Onder natuurterreinen worden mede bossen en open wateren met een oppervlakte van tenminste één hectare verstaan. Er is sprake van wetsduiding: zodra een bos of open water een oppervlakte van één hectare of meer heeft, is sprake van een natuurterrein. In deze gevallen is niet relevant of de inrichting en het beheer van de onroerende zaak zijn afgestemd op het behoud of de ontwikkeling van natuur. Dit leidt ertoe dat ook bedrijfsmatig geëxploiteerde bossen van tenminste één hectare tot de categorie natuurterreinen worden gerekend. Geheel of nagenoeg geheel staat overigens voor 90% of meer.
g. Ongebouwde onroerende zaken
Waar in deze verordening wordt gesproken over ongebouwde onroerende zaken, worden steeds ongebouwde onroerende zaken die geen natuurterrein zijn, bedoeld. Het gaat om de ongebouwde onroerende zaken bedoeld in artikel 117, onder b, van de Waterschapswet.
In artikel 1 van de Waterschapswet is het functionele karakter van de waterschappen vastgelegd: hun taak is de waterstaatkundige verzorging van een bepaald gebied. In verband hiermee is onder andere de zorg voor het watersysteem aan hen opgedragen. De regeling van het gebied gebeurt door de provincie, bij provinciaal reglement. In de praktijk wordt het gebied van het waterschap veelal aangeduid op een (al dan niet elektronische) kaart die bij het provinciale reglement behoort.
Op de kaart behorend bij het Reglement voor het bestuur van het hoogheemraadschap van Schieland en de Krimpenerwaard is het gebied waarbinnen de behartiging van de taak terzake van het wegenbeheer is opgedragen, niet afzonderlijk aangegeven.
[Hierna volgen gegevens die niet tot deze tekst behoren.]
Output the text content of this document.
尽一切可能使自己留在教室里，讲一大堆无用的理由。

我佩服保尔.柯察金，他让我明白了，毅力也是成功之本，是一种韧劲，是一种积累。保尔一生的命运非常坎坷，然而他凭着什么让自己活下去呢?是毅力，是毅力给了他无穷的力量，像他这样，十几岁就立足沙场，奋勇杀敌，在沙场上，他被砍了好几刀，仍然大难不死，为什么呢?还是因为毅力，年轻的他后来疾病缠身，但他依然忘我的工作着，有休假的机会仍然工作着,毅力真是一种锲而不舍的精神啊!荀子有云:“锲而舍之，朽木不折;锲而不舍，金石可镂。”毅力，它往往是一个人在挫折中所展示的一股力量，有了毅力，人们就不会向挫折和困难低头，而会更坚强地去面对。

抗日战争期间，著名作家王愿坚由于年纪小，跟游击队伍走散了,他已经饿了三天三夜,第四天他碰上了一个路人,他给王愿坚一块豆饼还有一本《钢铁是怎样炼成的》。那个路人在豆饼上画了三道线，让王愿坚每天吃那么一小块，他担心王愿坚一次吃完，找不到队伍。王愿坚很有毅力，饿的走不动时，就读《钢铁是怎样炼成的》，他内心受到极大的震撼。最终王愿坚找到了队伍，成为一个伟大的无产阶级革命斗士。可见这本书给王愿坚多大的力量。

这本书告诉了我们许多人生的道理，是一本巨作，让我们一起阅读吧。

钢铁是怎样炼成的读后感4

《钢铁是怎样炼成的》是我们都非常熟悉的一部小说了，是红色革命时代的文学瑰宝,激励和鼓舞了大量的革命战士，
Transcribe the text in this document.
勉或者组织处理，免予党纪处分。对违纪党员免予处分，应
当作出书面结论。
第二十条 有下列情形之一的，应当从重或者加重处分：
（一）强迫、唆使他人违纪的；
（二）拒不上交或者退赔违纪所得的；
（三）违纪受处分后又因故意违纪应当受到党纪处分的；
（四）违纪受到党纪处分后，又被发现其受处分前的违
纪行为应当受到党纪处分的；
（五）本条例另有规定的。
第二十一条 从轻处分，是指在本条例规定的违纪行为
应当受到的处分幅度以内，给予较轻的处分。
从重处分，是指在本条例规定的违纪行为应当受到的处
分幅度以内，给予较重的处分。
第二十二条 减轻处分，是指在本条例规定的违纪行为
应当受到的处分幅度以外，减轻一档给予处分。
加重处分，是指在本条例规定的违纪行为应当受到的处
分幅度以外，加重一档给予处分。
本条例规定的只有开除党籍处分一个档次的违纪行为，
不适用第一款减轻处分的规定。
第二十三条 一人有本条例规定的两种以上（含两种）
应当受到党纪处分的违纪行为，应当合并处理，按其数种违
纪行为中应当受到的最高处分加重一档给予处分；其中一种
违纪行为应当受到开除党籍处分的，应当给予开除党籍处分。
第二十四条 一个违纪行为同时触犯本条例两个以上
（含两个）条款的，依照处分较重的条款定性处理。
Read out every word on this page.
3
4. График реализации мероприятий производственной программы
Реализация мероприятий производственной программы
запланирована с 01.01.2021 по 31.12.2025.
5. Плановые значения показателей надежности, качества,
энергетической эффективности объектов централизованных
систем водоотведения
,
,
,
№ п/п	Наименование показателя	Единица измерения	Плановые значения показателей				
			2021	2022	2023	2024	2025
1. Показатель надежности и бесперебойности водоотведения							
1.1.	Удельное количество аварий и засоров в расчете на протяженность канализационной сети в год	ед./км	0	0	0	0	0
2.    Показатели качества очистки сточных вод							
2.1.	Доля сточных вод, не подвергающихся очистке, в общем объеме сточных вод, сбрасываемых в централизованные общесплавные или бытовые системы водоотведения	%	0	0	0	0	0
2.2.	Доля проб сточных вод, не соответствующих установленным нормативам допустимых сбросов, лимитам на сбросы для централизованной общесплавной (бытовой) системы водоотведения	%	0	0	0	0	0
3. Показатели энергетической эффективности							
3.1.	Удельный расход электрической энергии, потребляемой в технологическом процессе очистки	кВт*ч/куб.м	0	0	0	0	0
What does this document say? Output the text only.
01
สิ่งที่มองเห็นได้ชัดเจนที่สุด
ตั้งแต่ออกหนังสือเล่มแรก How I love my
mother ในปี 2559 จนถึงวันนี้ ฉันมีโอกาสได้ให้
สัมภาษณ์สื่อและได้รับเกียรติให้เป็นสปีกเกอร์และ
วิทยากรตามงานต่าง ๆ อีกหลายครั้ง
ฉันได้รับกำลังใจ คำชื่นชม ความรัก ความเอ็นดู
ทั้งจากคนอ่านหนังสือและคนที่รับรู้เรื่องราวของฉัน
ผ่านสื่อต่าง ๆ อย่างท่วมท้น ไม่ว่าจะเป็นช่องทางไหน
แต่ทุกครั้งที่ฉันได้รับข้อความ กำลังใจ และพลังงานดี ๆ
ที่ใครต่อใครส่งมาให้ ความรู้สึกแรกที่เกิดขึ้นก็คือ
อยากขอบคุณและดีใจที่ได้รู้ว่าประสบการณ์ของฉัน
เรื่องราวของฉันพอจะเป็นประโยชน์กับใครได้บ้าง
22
Daarom wordt voor de omschrijving van dit begrip verwezen naar de betreffende artikelen in dat reglement.
Waar in de verordening over ‘de heffing’ wordt gesproken, wordt steeds de wegenheffing, genoemd in artikel 122a van de Waterschapswet, bedoeld. De wegenheffing vervangt de tot nu toe bestaande omslagen waaruit het wegenbeheer bekostigd wordt.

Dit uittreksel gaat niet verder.